Mistakes Were Made;
or, My First Refinish Job

by Mic Kaczmarczik
Recently I refinished and restored an old Japanese Squier Stratocaster. This was my first attempt at finish work of any kind. The results were personally pleasing if not of professional quality, and this page offers some pictures of the process. If I can do this, you can probably do even better.

One day I walked into a guitar shop here in Austin and saw a black CBS-style Squier Strat sitting behind the counter. When I asked to see it, the owner warned me that it would not be pretty -- and he was right. The body had not only been refinished multiple times in some pretty ugly colors before being clumsily sprayed black, but someone had apparently taken a BIC pen to it and made deep gouges all over the body. The black jack plate was an additional tasteful touch. It was an utter mess to look at.

On the other hand I liked the way it sounded under all that ugly paint. It had a sort of hollow, deep tone with a lot of harmonics and good sustain. The price was right so I decided to buy it and learn something new by refinishing the body myself.

I was aware of Bill Lester's Guitar ReRanch, so I visited the Web site and after some deliberation ordered a can of Daphne Blue nitrocellulose lacquer (just like the classic Fender custom color) and a can of clear coat. (I don't want this to sound like an ad for the ReRanch, but the availability of clear instructions on how to do a color finish, and solid Fender custom colors in spray can loads, gave me a way to do something I honestly had never thought I would be able to do for myself.)

The first step was to strip the body - to find it was made of some sort of figured wood, probably ash (?). I thought most imported Fender guitars were made of basswood, but this has a lot more grain than any basswood I have seen. Oh yeah, did I mention the ``routing'' for a bridge humbucker, done with a drill?
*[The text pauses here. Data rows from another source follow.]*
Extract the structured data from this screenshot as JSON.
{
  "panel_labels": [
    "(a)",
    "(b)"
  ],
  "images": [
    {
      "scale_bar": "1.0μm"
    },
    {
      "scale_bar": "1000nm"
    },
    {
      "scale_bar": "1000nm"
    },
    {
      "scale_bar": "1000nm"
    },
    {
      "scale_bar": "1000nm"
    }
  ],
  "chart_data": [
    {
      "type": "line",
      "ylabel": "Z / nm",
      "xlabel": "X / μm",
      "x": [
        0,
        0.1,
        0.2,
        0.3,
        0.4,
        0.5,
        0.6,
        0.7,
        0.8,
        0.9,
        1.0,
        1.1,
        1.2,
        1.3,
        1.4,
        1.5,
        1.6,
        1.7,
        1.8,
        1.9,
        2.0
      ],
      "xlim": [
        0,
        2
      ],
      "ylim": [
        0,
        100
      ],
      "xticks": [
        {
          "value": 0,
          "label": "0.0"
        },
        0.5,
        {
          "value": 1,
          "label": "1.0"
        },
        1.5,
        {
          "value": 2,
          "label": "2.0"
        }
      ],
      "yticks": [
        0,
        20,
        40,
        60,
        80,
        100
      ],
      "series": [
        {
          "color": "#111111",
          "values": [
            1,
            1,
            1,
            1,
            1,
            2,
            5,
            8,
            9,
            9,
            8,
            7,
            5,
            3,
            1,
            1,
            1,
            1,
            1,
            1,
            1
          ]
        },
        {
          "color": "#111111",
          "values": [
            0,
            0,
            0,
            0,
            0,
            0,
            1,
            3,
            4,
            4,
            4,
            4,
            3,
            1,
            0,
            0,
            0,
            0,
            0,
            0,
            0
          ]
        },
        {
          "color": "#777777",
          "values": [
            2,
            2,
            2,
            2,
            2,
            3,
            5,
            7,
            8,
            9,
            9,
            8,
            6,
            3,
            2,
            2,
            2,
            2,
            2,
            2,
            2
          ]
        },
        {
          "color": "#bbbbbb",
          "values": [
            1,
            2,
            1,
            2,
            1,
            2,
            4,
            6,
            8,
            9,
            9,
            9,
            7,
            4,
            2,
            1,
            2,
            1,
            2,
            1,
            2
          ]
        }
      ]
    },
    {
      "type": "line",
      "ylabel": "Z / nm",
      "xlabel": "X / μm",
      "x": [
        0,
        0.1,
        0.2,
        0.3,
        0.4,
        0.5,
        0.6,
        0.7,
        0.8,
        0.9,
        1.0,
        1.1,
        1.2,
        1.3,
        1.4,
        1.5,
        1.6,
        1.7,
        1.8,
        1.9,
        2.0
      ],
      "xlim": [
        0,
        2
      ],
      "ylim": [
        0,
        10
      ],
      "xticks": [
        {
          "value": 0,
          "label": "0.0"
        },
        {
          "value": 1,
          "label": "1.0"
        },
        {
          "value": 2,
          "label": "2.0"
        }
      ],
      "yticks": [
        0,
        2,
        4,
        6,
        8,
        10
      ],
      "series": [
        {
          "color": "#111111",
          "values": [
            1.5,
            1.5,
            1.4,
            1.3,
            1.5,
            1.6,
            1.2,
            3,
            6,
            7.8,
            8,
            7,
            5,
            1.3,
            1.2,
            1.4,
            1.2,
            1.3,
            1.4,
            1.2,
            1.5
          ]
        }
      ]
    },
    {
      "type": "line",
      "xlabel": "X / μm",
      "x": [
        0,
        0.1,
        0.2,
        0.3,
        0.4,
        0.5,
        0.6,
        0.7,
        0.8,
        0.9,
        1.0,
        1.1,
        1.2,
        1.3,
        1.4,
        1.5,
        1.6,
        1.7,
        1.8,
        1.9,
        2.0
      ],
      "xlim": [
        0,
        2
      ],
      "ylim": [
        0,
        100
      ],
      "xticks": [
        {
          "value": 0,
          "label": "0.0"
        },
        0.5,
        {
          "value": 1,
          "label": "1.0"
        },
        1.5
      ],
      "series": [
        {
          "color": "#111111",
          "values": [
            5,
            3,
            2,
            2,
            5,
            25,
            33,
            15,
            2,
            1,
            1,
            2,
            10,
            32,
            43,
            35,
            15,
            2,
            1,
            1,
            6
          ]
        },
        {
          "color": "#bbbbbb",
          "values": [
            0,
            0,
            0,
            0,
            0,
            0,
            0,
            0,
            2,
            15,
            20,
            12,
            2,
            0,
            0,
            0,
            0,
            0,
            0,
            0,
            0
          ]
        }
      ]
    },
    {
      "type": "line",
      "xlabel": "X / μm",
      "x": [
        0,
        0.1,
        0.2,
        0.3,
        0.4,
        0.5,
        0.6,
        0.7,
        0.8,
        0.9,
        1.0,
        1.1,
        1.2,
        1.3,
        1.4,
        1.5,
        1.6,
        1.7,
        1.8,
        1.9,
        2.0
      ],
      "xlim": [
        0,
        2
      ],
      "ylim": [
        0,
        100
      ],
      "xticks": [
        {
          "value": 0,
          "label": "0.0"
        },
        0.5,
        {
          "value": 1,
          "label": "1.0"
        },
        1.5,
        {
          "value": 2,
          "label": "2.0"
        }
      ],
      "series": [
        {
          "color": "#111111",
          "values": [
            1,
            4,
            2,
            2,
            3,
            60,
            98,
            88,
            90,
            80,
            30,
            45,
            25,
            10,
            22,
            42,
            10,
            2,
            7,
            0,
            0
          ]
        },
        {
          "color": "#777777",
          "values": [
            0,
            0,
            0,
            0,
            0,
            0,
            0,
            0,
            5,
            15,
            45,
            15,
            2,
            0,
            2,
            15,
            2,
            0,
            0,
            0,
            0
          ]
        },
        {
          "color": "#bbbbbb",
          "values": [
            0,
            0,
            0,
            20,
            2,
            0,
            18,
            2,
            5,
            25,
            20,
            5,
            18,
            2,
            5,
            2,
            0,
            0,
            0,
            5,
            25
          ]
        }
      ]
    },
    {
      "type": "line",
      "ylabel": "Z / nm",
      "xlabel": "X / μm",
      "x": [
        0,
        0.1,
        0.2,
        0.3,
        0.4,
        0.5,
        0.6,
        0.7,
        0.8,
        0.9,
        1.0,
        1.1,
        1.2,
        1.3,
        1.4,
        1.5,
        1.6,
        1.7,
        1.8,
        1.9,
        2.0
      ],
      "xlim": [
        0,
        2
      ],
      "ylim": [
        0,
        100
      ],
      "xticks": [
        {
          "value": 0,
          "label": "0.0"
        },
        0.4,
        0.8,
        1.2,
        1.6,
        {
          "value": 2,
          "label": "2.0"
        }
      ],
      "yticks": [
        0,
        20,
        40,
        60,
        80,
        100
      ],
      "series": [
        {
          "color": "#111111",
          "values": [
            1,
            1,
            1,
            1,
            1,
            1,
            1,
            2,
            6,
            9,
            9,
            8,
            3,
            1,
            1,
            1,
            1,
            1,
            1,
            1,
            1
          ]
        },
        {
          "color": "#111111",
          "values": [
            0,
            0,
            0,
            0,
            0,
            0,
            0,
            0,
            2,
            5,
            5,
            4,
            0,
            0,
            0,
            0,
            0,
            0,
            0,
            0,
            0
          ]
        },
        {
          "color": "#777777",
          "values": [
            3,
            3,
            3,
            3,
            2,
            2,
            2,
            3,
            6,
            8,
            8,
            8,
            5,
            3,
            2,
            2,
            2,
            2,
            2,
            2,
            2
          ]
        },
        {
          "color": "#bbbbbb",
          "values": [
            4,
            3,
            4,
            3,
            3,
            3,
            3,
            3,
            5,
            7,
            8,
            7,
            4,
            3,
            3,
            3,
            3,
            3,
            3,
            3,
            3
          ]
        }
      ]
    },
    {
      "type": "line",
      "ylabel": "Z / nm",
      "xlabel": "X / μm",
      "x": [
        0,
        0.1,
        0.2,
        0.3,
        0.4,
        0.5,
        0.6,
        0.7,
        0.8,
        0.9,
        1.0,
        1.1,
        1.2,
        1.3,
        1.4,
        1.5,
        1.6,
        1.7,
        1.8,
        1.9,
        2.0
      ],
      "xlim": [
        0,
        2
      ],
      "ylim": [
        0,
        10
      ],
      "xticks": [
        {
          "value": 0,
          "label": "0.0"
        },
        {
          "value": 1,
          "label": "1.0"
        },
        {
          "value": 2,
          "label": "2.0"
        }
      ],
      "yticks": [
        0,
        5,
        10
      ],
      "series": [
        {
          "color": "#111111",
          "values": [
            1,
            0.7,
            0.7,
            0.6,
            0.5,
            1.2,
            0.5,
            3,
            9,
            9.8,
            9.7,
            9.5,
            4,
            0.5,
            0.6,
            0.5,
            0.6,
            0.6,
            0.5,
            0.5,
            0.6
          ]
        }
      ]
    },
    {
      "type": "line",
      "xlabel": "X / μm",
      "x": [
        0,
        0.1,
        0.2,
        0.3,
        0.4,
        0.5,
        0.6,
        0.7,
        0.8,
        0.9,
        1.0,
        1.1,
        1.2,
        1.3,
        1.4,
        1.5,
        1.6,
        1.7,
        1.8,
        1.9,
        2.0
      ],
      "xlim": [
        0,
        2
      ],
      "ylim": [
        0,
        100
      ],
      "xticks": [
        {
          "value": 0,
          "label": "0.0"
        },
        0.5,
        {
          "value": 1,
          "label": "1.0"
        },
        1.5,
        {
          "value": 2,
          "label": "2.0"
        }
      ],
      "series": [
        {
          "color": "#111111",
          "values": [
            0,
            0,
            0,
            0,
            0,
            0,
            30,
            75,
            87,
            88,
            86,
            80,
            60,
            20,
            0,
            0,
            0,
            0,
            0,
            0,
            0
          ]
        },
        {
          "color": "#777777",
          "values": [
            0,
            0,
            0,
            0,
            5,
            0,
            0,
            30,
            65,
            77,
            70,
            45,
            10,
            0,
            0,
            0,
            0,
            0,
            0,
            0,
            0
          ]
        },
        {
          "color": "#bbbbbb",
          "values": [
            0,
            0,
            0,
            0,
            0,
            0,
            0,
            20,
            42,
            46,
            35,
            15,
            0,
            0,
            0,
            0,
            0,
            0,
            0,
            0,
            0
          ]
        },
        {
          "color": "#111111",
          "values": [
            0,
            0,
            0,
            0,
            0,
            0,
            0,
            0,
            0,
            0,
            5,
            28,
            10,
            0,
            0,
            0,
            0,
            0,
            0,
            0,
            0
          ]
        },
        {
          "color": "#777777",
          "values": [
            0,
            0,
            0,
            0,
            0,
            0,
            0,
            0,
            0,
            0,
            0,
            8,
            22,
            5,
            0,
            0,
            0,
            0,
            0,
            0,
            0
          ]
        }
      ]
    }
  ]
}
I have no pictures of the body when I first disassembled the guitar. Take my word for it, it was not a pretty sight. Here's the body after:

  1. sanding off the paint
  2. sanding out the pen marks and grooves
  3. cleaning up the bridge pickup ``route'' with a rotary tool
  4. wood filling
  5. pore fill
  6. sealing

My biggest mistake in the whole process was to spray the white primer on too thick -- and then try to sand it down too fast. Had I been more patient, the end result would have been much better. But I was impatient and pressed on anyway. :(

Here the body has been covered in color coats and then clear coat. I wasted a lot of paint being tentative during the first color coats, and then had a sand-through to the primer after I ran out of color paint. I was far more careful and efficient with the can of clear lacquer!
After allowing the lacquer to dry for a week (probably too early, actually), it was on to final sanding and rubout. Elbow grease is a vital component. I polished the body outside in the shade, and found I missed a lot of subtle marks because I didn't change my viewing angle to try to catch them in the sunlight.
Finally, after 3 weeks of work and waiting, I reassembled the guitar. I used a Carvin '62 Reissue style pickguard from the parts box to get back closer to the original look. Here is a before-and-after comparison:
While not perfect, I learned a lot doing this project and I think the world has been beautified a little. Thanks to Guitar ReRanch for the instructions and materials, and to my family for letting Dad disappear into the garage night after night!